Rompi com Paschero em 1981, pois já começava a apresentar minha concepção atual dos miasmas e medicamento único para toda a vida, que eram rejeitadas sem oportunidade de argumentação, para fundar o Instituto Internacional de Altos Estudios Homeopáticos “J. T. Kent” com mais cinco colegas: Flora Dabbah, Frederico Fish, Juan Carlos Galante, Juan Gomes e Nora Caran; Maria Clara Bandoel saiu da Escuela e ficou sozinha, tem um curso à parte.

Em 1980, fiz o primeiro curso no Brasil (antes da separação), em São Paulo, depois no Rio de Janeiro, Goiânia, Brasília; na Europa, também na mesma época, começando na Itália (Florença); após o primeiro curso foi fundada na França, por Marilu, a Associação Francesa para Aprofundamento da Homeopatia Hahnemanniana (AFAHH); fiz cursos também na Espanha (em Sevilla e San Sebastian); na Bélgica (Bruxelas, Bient) também se formou outro grupo de estudos; na Alemanha (em Ausburg e Tetmolt), e na parte alemã da Suíça (Rige e Berna).

Uma coisa que discutia com meu pai é que ele seguia a filosofia antroposófica (mas não atuava); porém não conseguíamos progredir além do ponto em que Steiner diz ser o homem uma emanação de Deus, que vem a esta vida para aperfeiçoar-se e depois voltar a Deus, e ajudar em Seu aperfeiçoamento – o que eu considerava um absurdo pois Deus não precisa aperfeiçoar-se, ou não é Deus. Sou católico não praticante, fui formado no catolicismo tradicional, mas o que aumentou e fundamentou meu catolicismo foi a Homeopatia; o tomismo é citado por Hahnemann no primeiro parágrafo da “Medicina da Experiência”, havendo absoluta identidade com a questão 91, versículo terceiro da Suma Teológica. Eu falava de alma e espírito, repetindo o que haviam dito Hahnemann e Kent, porém não sabia o que exatamente era a alma; isto me fez estudar psicologia escolástica, chegando a São Tomás de Aquino, onde encontrei reprodução textual do escrito de Hahnemann na questão 91 da Suma Teológica. Não entendíamos a parte profunda da Homeopatia pois Hahnemann era tomista; então fui ler Hahnemann novamente, desta vez à luz dessas hipóteses e aí tudo se esclarece.

Em uma parte dos Escritos Menores Hahnemann cita Confúcio, o que pode ser justificado pois Confúcio tem uma posição muito similar às ideias positivistas; num primeiro momento Hahnemann foi positivista, depois passou a ser filósofo e depois começou a falar em essência da enfermidade, um conceito espiritualista. Portanto, devemos estudar Hahnemann tendo em mente que em suas obras há uma evolução de pensamento, não foram escritas depois de ter uma conclusão final e acabada; o que a princípio eram verdades absolutas, com a evolução de suas ideias seguem sendo verdades, porém relativas.

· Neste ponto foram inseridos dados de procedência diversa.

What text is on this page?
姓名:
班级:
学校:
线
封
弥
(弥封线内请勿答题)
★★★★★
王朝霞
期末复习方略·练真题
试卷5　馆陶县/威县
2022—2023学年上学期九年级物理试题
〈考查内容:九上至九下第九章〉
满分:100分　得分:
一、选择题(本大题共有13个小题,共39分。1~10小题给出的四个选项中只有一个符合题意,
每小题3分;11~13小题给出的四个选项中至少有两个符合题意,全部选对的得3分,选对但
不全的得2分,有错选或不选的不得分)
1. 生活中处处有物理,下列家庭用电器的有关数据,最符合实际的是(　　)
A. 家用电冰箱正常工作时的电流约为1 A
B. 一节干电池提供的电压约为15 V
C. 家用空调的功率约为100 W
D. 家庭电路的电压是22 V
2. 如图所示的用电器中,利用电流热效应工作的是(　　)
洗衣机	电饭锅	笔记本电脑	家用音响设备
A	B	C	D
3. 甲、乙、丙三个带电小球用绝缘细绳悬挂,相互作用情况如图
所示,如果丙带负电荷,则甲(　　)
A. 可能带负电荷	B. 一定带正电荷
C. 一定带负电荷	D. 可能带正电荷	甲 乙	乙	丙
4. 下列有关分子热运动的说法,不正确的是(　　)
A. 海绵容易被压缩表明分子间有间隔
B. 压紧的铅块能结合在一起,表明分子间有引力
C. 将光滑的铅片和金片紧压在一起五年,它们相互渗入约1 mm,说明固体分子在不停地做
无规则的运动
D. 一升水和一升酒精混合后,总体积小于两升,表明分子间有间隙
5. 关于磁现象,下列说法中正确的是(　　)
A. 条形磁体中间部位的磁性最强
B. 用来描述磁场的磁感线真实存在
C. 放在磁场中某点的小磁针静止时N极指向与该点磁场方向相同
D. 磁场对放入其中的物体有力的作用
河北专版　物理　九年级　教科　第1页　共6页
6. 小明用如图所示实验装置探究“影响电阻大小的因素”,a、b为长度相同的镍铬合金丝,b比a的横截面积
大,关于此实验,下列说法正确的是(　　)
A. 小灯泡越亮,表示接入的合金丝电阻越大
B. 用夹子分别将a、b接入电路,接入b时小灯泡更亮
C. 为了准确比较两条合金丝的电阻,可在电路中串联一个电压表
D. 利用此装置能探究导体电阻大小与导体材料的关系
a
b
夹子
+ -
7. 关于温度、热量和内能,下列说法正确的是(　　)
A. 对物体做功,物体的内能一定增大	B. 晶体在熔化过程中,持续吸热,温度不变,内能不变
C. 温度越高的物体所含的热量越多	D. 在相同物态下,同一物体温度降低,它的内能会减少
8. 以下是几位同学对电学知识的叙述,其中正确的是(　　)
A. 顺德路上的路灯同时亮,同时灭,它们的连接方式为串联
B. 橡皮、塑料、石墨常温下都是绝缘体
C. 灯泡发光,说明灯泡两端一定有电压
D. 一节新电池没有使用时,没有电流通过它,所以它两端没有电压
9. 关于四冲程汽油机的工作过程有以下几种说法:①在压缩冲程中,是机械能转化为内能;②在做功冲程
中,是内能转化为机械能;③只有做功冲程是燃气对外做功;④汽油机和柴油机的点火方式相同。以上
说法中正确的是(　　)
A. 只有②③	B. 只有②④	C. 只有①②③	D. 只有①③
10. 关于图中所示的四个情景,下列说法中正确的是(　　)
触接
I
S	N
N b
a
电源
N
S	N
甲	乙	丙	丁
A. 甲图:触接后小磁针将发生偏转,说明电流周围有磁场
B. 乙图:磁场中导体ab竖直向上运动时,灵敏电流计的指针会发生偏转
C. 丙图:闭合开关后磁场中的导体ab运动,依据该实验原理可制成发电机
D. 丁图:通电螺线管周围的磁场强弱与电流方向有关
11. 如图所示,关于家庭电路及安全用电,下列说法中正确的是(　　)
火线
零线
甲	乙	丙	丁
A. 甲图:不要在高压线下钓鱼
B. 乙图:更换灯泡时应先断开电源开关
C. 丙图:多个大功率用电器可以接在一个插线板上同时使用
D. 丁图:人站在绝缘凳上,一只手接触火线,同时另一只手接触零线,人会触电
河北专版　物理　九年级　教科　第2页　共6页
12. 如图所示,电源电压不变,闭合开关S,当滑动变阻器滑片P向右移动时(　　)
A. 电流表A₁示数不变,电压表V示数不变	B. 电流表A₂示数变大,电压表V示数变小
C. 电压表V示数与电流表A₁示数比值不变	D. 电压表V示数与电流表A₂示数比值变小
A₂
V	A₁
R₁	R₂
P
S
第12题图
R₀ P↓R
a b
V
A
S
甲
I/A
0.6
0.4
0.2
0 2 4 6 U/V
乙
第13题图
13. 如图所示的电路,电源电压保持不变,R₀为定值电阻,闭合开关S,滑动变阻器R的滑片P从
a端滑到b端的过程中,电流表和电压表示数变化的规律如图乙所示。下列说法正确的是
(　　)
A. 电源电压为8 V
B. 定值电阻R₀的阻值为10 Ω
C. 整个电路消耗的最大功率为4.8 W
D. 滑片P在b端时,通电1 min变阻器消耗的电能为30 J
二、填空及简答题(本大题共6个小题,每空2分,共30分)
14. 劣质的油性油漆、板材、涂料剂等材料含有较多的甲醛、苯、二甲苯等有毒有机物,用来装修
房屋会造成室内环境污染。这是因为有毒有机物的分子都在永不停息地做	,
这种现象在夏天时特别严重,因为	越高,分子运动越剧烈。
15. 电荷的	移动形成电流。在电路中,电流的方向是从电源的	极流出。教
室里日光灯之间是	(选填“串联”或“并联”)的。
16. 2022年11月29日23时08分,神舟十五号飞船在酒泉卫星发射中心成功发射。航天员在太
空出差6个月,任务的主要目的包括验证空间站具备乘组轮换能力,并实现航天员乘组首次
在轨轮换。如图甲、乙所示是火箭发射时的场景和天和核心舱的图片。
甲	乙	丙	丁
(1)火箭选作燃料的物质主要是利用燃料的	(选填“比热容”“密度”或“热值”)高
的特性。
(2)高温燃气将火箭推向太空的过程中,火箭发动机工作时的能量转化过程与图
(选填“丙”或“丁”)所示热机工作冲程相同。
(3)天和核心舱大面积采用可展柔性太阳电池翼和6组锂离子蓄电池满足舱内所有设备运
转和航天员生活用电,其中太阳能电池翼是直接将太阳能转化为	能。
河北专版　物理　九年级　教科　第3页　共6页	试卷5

Não me importa qual religião Hahnemann seguia, mas que aceitava as ideias antropológicas, filosóficas e religiosas de São Tomás de Aquino, ou seja, falava como tomista e não como católico (entretanto, a Igreja Católica fala como São Tomás). São Tomás fundamentou na lógica as verdades de Deus - as Sumas Teológicas falam das escrituras, do revelado – levando à questão se era filósofo ou teólogo.

Kent declara que tudo que sabe de filosofia deve a Swedenborg, um homem de cultura extraordinária que aceitava muitas ideias de São Tomás, não sendo contraditório dizer que era tomista. Em “Lições de Filosofia Homeopática” encontramos contradições, tais como quando afirma que o micróbio não é causa mas resultado da enfermidade, e depois aceita para os miasmas venéreos o contágio pelo coito impuro”.

1 Trecho retirado da Monografia de Conclusão de Curso, apresentada por Fabio Mangolini à APH.